PhotoCVS’ downsizing effort that began earlier this year will continue early next year, the company said.

CVS Health will close an additional 22 retail locations in the first quarter of 2020 in its effort to eliminate “underperforming” stores. In May, the pharmacy retailer announced that it was closing 46 retail locations.

CVS announced the additional store closings Wednesday as it reported third-quarter earnings. The company, which acquired health insurance provider Aetna last year, reported that total revenue grew more than 35 percent in the quarter, but it slightly lowered its GAAP operating income guidance going forward.

“As we approach the first anniversary of the Aetna acquisition, we are increasingly confident in the strength of our broad and differentiated assets as a combined company and our ability to deliver compelling value to our customers and the communities we serve,” said Larry Merlo, the company’s CEO. 

Stores that treat chronic health conditions

The Aetna merger and changes to CVS’ business model may be partly responsible for the company’s move to reduce its footprint. The company is on a path of opening what it calls “concept stores” to provide packages of health services.

The company says these concept stores will focus on managing chronic conditions, such as diabetes, asthma, kidney disease, and cardiovascular disease.
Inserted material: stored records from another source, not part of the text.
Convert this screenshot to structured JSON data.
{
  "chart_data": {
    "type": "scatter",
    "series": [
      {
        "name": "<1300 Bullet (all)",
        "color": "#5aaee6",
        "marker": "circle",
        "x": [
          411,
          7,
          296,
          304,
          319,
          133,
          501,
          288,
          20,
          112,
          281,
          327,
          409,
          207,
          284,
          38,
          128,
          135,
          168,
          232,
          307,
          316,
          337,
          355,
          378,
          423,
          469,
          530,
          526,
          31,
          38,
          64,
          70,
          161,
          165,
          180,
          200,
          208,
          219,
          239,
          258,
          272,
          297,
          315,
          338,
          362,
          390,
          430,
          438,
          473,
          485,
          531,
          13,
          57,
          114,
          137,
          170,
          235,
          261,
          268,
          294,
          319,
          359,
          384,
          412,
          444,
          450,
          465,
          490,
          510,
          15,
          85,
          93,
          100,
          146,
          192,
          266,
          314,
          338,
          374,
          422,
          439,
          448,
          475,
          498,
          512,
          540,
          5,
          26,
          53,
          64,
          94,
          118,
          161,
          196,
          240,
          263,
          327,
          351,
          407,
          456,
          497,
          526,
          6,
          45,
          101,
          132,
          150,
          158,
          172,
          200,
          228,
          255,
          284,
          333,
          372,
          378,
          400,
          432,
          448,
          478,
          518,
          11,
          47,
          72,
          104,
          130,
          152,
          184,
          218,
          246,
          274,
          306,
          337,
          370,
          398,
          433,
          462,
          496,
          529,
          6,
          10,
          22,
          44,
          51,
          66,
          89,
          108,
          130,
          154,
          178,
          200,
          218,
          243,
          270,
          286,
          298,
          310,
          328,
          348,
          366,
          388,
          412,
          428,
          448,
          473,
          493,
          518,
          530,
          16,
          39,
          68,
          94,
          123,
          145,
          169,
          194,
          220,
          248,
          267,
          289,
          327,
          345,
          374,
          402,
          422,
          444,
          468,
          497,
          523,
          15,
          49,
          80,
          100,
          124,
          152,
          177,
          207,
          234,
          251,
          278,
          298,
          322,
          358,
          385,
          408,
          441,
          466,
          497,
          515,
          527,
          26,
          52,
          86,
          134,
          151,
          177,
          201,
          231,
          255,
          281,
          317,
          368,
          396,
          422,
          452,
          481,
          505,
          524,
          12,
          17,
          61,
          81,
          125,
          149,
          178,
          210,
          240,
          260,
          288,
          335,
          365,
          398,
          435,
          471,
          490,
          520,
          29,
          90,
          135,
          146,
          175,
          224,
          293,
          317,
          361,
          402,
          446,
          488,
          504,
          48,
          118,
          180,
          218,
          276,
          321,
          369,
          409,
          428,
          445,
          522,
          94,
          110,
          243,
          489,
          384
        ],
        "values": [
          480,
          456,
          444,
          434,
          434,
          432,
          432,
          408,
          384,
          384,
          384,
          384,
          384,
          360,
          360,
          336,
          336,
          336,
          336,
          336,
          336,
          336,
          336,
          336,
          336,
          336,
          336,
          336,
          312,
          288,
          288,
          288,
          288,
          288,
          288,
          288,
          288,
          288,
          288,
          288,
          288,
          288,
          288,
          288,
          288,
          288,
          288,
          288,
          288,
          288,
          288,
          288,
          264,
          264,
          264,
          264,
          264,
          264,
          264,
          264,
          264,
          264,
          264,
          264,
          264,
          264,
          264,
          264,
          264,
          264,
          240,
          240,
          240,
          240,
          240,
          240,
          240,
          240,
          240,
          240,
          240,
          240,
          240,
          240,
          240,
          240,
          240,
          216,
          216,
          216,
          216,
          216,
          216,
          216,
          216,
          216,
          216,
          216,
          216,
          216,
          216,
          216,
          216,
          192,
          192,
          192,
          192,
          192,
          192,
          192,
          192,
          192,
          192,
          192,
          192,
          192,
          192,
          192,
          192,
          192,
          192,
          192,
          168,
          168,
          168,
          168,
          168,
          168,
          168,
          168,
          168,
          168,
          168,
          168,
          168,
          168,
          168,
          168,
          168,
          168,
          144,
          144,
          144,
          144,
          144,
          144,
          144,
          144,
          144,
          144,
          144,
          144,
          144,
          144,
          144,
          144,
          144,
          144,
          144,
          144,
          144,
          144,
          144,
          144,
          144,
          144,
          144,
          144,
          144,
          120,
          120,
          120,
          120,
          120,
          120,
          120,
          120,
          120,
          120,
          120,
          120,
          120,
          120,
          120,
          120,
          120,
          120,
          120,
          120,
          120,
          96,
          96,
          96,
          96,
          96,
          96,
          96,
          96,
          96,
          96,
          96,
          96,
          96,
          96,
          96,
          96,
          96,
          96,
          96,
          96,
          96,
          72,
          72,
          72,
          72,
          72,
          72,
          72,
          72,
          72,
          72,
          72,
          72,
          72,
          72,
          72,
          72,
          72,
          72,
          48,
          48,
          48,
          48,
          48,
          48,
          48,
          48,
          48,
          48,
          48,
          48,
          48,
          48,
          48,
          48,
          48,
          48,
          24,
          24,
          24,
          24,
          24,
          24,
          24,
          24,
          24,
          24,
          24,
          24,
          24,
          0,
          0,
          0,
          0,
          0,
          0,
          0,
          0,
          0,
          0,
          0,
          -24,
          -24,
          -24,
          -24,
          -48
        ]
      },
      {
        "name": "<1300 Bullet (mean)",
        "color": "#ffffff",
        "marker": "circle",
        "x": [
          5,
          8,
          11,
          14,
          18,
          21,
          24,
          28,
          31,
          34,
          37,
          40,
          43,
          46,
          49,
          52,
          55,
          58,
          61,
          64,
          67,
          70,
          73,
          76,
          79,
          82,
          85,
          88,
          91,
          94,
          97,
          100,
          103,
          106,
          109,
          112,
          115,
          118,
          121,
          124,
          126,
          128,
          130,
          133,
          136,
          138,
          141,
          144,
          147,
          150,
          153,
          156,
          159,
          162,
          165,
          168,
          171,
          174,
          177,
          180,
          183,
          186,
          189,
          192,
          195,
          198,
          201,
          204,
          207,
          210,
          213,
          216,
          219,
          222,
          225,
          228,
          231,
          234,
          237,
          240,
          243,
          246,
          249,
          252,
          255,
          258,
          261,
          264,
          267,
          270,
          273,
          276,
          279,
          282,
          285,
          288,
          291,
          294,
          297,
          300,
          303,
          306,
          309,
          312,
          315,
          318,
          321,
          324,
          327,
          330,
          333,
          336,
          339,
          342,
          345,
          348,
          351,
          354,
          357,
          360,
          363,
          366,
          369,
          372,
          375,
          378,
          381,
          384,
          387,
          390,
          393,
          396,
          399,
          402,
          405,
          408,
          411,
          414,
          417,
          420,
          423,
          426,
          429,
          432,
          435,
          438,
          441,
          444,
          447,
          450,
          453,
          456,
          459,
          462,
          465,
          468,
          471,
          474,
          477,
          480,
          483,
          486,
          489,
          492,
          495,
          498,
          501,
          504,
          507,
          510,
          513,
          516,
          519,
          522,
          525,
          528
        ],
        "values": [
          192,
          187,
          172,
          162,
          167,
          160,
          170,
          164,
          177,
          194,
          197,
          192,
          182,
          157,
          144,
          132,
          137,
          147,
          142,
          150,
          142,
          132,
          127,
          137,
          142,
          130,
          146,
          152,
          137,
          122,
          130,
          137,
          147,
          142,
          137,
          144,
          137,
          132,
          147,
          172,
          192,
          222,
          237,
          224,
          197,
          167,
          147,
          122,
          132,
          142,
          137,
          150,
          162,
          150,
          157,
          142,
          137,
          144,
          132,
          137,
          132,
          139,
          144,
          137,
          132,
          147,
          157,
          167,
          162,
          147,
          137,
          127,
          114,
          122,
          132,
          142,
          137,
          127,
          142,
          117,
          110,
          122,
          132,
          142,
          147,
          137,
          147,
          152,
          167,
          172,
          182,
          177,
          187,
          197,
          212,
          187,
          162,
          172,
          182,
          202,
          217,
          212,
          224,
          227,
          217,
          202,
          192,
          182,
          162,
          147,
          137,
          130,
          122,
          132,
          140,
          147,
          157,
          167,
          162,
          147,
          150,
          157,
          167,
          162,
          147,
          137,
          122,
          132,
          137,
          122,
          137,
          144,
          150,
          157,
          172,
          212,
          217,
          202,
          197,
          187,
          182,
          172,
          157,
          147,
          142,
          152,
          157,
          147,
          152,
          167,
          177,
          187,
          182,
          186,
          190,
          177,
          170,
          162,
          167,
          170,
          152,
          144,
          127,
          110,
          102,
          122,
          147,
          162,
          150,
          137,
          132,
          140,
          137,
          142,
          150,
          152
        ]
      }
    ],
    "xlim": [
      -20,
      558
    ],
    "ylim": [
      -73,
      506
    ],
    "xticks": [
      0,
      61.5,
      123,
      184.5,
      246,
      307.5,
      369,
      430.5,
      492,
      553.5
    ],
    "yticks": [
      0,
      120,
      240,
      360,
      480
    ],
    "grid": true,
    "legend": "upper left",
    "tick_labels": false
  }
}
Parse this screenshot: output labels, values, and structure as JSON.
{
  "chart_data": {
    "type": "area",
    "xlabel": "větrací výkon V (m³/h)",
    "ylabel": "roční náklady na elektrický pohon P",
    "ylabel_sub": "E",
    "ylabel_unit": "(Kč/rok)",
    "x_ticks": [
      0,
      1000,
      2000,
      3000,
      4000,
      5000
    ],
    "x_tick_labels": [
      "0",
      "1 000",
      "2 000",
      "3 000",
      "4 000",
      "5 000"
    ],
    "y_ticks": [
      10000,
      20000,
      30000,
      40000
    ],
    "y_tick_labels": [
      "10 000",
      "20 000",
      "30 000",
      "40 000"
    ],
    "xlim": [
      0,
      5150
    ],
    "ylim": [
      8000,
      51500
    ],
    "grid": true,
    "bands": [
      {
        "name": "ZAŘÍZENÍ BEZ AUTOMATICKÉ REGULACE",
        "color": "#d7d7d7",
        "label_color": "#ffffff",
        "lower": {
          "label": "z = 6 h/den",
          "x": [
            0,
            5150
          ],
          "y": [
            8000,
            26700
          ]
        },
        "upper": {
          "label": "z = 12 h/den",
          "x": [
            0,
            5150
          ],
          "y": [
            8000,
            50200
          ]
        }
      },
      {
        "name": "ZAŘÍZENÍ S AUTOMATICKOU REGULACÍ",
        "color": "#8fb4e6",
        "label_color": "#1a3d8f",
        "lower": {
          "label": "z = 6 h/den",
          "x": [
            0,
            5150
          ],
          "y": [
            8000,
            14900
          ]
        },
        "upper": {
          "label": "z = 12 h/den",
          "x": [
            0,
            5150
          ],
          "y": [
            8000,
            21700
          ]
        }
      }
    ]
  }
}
The company may also look to add more services at its MinuteClinics to help identify and manage chronic diseases.

The move comes at a time when stand-alone retail pharmacies are under increasing pressure from online providers, big box stores, and supermarket pharmacies. It was reported this week that Walgreens has reached out to private equity investors to purchase the company and take it private.

According to CNBC, Walgreens’ stock is down about 22 percent over the past 12 months as both its retail and pharmacy businesses are under competitive pressure. Rite Aid is another pharmacy retailer dealing with a changing pharmacy retail landscape. Two years ago, it explored a merger with Walgreens before both companies backed away over regulatory concerns. 

Fitch recently downgraded Rite Aid stock, citing "continued operational challenges" at the company. Analysts pointed to “heightened questions regarding the company's longer-term market position.”